Записанное в его суть не дает окончательно превратиться в комок самобичевания и нытья; Джеймс с оленьим упрямством заделывает одно и берется за следующее — привыкает к процессу настолько, что едва ли реагирует на очередной неприятный сюрприз. Последние, по большей части, порождаются собственной головой, ментальное вмешательство со стороны не устраивает его как концепт, потому он и болтается свободными вечерами то по комнатам дома, то куда занесет порыв полезной для душевного равновесия прогулки.
За все годы если кто и находится с желанием озвучить мысль в духе «а мы же говорили», то передумывает еще до завершения реплики — по лицу Поттера можно почти заподозрить его готовность сделать исключение в личной неприязни ко всему, что касается темной магии. Участливость окружения довольно быстро сходит на нет: победа в войне несет в себе больший вес, чем цена, и едва ли кому-то будет сложно заключить сделку с совестью в ситуации, где беда коснулась всего пару человек. Все, конечно, им сочувствуют — и никто, естественно, не ожидал, но у них — теперь уже у него — вся жизнь еще впереди. Джеймсу эту мысль почти удается переварить.
Длинные тени разлетаются в стороны еще до того, как Патронус полностью формируется перед ним; сияющий рогатый силуэт как личный повод для гордости — ставить на себе крест он все-таки категорически отказывается. В конце концов, сюда же смог прийти.
Азкабан соответствует всем своим художественно-мрачным описаниям; тот, кто сможет это место закрыть, определенно заработает себе пачку политических баллов. Джеймс подозревает, что с визитом несколько опоздал: шутка ли, столько лет в такой компании — и перспектива отсутствия ответов его внезапно вполне устраивает; останется только самостоятельно закрыть эту дверь и постараться больше никогда не вспоминать о её существовании. Дернувшееся в углу камеры темное пятно все предположения разом перечеркивает. Уголки рта непроизовольно дергаются — все забытое и перечеркнутое на мгновение высовывается наружу и также быстро исчезает за действительностью: Джеймсу даже не приходится стараться себе что-то там напоминать.
Сириус — один сплошной осунувшийся костяк, не позврослевший, а постаревший на все десять лет; перманентно скалящаяся злость напоминает о себе, едва имя скрипучим эхом отскакивает от стен. К собственному недоумению, Джеймс не находит в себе ни морального удовлетворения, ни намека на какую-то положительную эмоцию — только разрастающееся сожаление о собственном нахождении здесь.

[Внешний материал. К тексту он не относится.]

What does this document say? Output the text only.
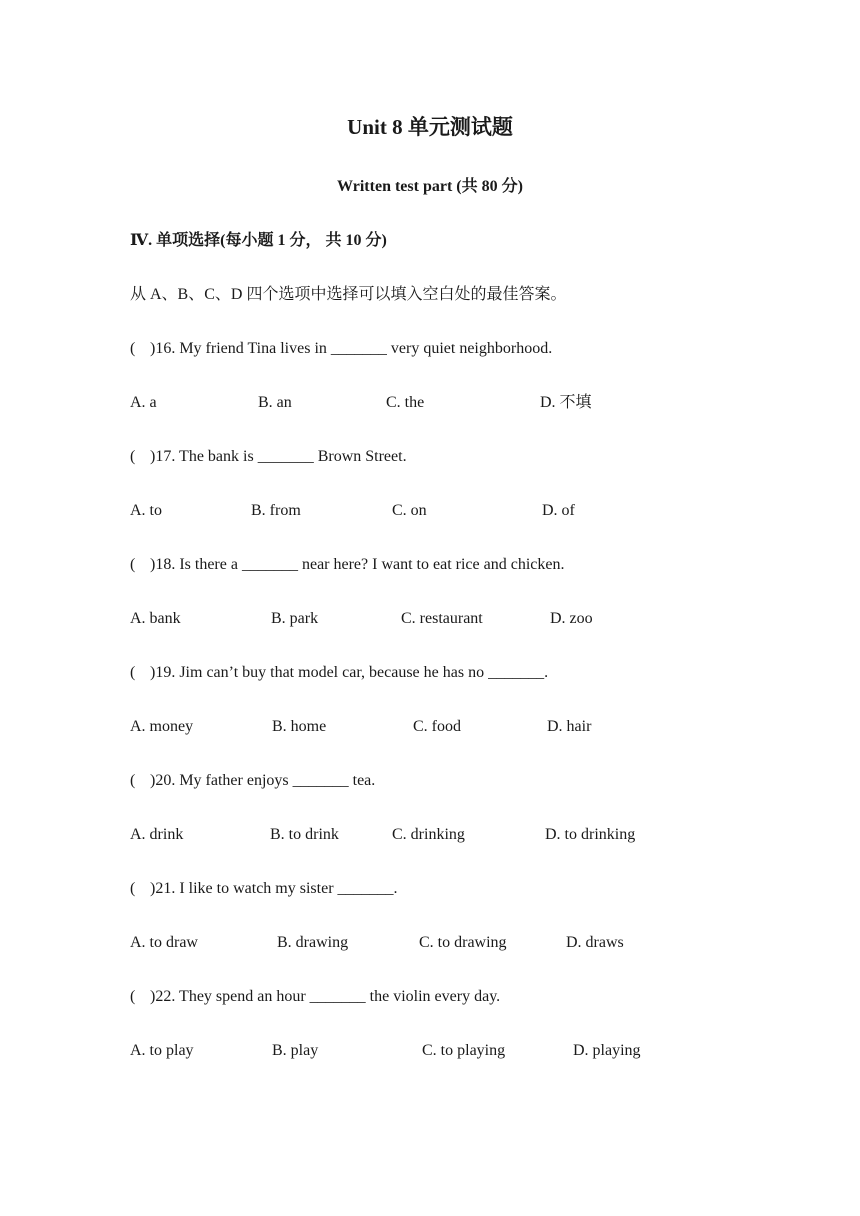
Unit 8 单元测试题
Written test part (共 80 分)
Ⅳ. 单项选择(每小题 1 分， 共 10 分)
从 A、B、C、D 四个选项中选择可以填入空白处的最佳答案。
( )16. My friend Tina lives in _______ very quiet neighborhood.
A. a	B. an	C. the	D. 不填
( )17. The bank is _______ Brown Street.
A. to	B. from	C. on	D. of
( )18. Is there a _______ near here? I want to eat rice and chicken.
A. bank	B. park	C. restaurant	D. zoo
( )19. Jim can’t buy that model car, because he has no _______.
A. money	B. home	C. food	D. hair
( )20. My father enjoys _______ tea.
A. drink	B. to drink	C. drinking	D. to drinking
( )21. I like to watch my sister _______.
A. to draw	B. drawing	C. to drawing	D. draws
( )22. They spend an hour _______ the violin every day.
A. to play	B. play	C. to playing	D. playing
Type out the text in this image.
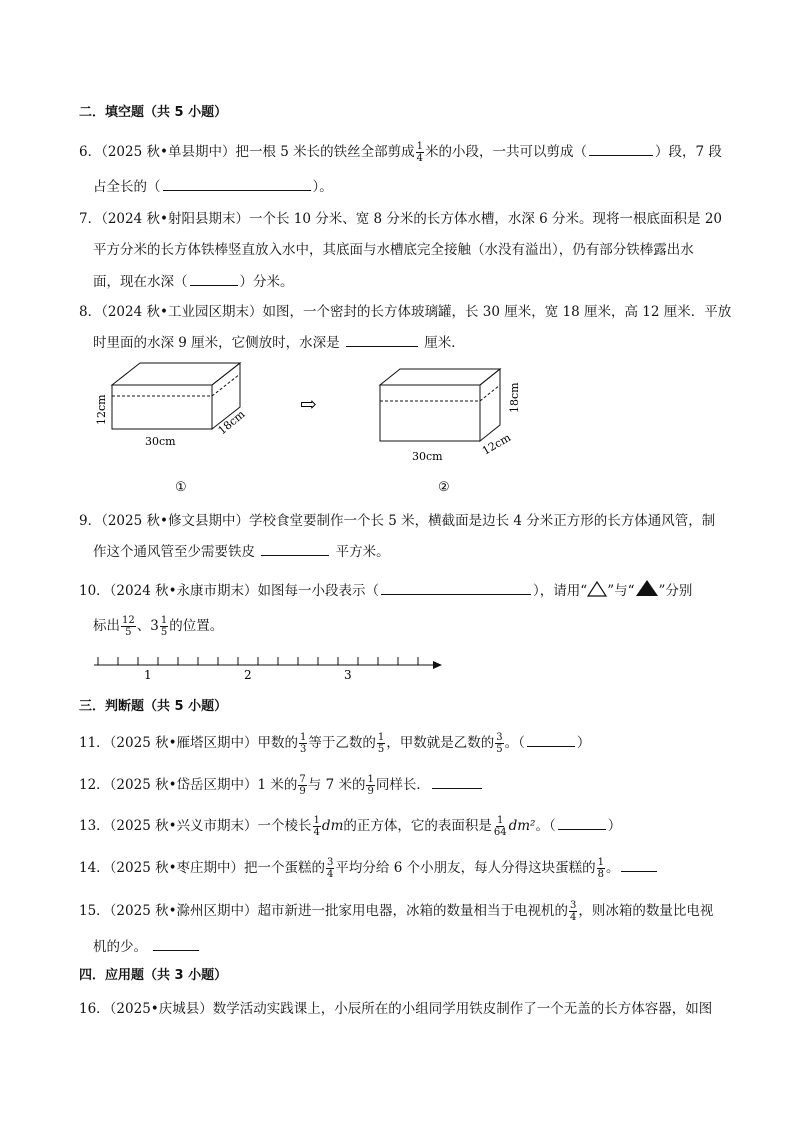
二．填空题（共 5 小题）
6．（2025 秋•单县期中）把一根 5 米长的铁丝全部剪成 $\frac{1}{4}$ 米的小段，一共可以剪成（	）段，7 段
占全长的（	）。
7．（2024 秋•射阳县期末）一个长 10 分米、宽 8 分米的长方体水槽，水深 6 分米。现将一根底面积是 20
平方分米的长方体铁棒竖直放入水中，其底面与水槽底完全接触（水没有溢出），仍有部分铁棒露出水
面，现在水深（	）分米。
8．（2024 秋•工业园区期末）如图，一个密封的长方体玻璃罐，长 30 厘米，宽 18 厘米，高 12 厘米．平放
时里面的水深 9 厘米，它侧放时，水深是	厘米．
12cm
30cm
18cm
①
⇨	18cm
30cm	12cm
②
9．（2025 秋•修文县期中）学校食堂要制作一个长 5 米，横截面是边长 4 分米正方形的长方体通风管，制
作这个通风管至少需要铁皮	平方米。
10．（2024 秋•永康市期末）如图每一小段表示（	），请用“ ”与“ ”分别
标出 $\frac{12}{5}$ 、$3 \frac{1}{5}$ 的位置。
1	2	3
三．判断题（共 5 小题）
11．（2025 秋•雁塔区期中）甲数的 $\frac{1}{3}$ 等于乙数的 $\frac{1}{5}$ ，甲数就是乙数的 $\frac{3}{5}$ 。（	）
12．（2025 秋•岱岳区期中）1 米的 $\frac{7}{9}$ 与 7 米的 $\frac{1}{9}$ 同样长．
13．（2025 秋•兴义市期末）一个棱长 $\frac{1}{4}$ dm的正方体，它的表面积是 $\frac{1}{64} dm^2$。（	）
14．（2025 秋•枣庄期中）把一个蛋糕的 $\frac{3}{4}$ 平均分给 6 个小朋友，每人分得这块蛋糕的 $\frac{1}{8}$ 。
15．（2025 秋•滁州区期中）超市新进一批家用电器，冰箱的数量相当于电视机的 $\frac{3}{4}$ ，则冰箱的数量比电视
机的少。
四．应用题（共 3 小题）
16．（2025•庆城县）数学活动实践课上，小辰所在的小组同学用铁皮制作了一个无盖的长方体容器，如图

Разобраться со всем он мог наверняка и без этого.
— Задаю тенденции, — хотя пошатывающаяся возле решетки фигура куда больше соответствует теоретическим стандартам. Было бы странно, если нет.
Вопрос, ради которого все это и затевалось, можно заложить в одно единственное слово. Вместо этого Джеймс резко выдыхает и говорит: — Ты и здесь смог приспособиться.
Очевидно, что он этому нихрена не удивлен.
— Хотя на последней своей фотографии в «Пророке» ты был несколько крупнее. Сдерживаемое годами с энтузиазмом сочится сквозь приоткрытую щель, когда он почти лениво склоняет голову к плечу. — Плохо кормят?